Недавно в “СП” была опубликована статья по истории гражданской войны (А. Никитина). Вдруг на другой день начальница областной цензуры (обллита) прибегает к тому, кто статью готовил: “Что вы наделали!” — “Что?” — “Там упомянут Каменев”. Пауза. “Но это же другой Каменев. Сергей Сергеевич” (следует пояснение, кто такой). Вздох облегчения.
С тем же испугом тот же вопрос задавал и редактор. Он тоже не знал, что был еще один Каменев, хотя знать следовало бы. Характерен и все же испуг.

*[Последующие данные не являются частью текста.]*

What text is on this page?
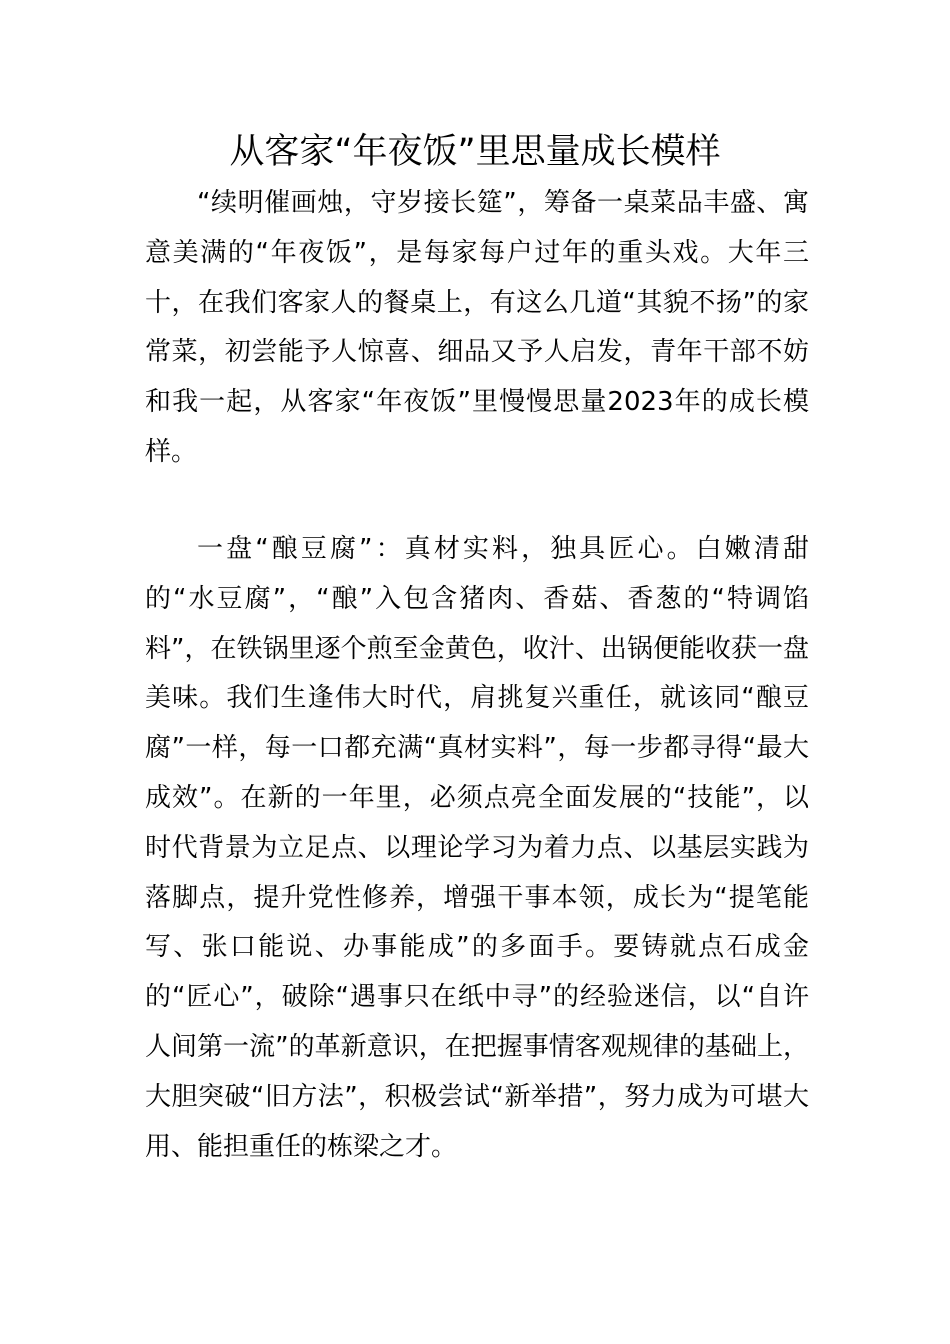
从客家“年夜饭”里思量成长模样

“续明催画烛，守岁接长筵”，筹备一桌菜品丰盛、寓意美满的“年夜饭”，是每家每户过年的重头戏。大年三十，在我们客家人的餐桌上，有这么几道“其貌不扬”的家常菜，初尝能予人惊喜、细品又予人启发，青年干部不妨和我一起，从客家“年夜饭”里慢慢思量2023年的成长模样。

一盘“酿豆腐”：真材实料，独具匠心。白嫩清甜的“水豆腐”，“酿”入包含猪肉、香菇、香葱的“特调馅料”，在铁锅里逐个煎至金黄色，收汁、出锅便能收获一盘美味。我们生逢伟大时代，肩挑复兴重任，就该同“酿豆腐”一样，每一口都充满“真材实料”，每一步都寻得“最大成效”。在新的一年里，必须点亮全面发展的“技能”，以时代背景为立足点、以理论学习为着力点、以基层实践为落脚点，提升党性修养，增强干事本领，成长为“提笔能写、张口能说、办事能成”的多面手。要铸就点石成金的“匠心”，破除“遇事只在纸中寻”的经验迷信，以“自许人间第一流”的革新意识，在把握事情客观规律的基础上，大胆突破“旧方法”，积极尝试“新举措”，努力成为可堪大用、能担重任的栋梁之才。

Недавно был и другой любопытный случай. На планерке объявили назавтра статью о семье Языковых. Глава семьи был старым большевиком ленинской поры, дипломатом. Младший его сын был репрессирован. Отец вступился за него и тоже погиб. Старший сын в возрасте 20 лет погиб на гражданской войне. Языков-отец был первым председателем костромского горсовета и редактором костромских “Известий”. И вот редактор усомнился в том, что такая статья нужна. И в ответ на мое недовольство разразился глупым и тупым рассуждением (притом показательным) о том, что ежегодно Цека утверждает списки людей, чьи дни рождения (круглые даты) следует отмечать в газетах. Я, конечно, усомнился, опять-таки вслух, на планерке в самой возможности существования такого документа и в его смысле. Но он, как всегда, когда он говорит о чем-либо, исходящем сверху, был значителен и таинственен, но снять статью не посмел. Как потом сказала нам Мария Семеновна Виноградова (вдова Я. Кульпе) [42], статью она отправила в Москву костромскому землячеству, и старые эти люди сожалели, что статья мала, т. к. Языковых до сей поры уважают и помнят.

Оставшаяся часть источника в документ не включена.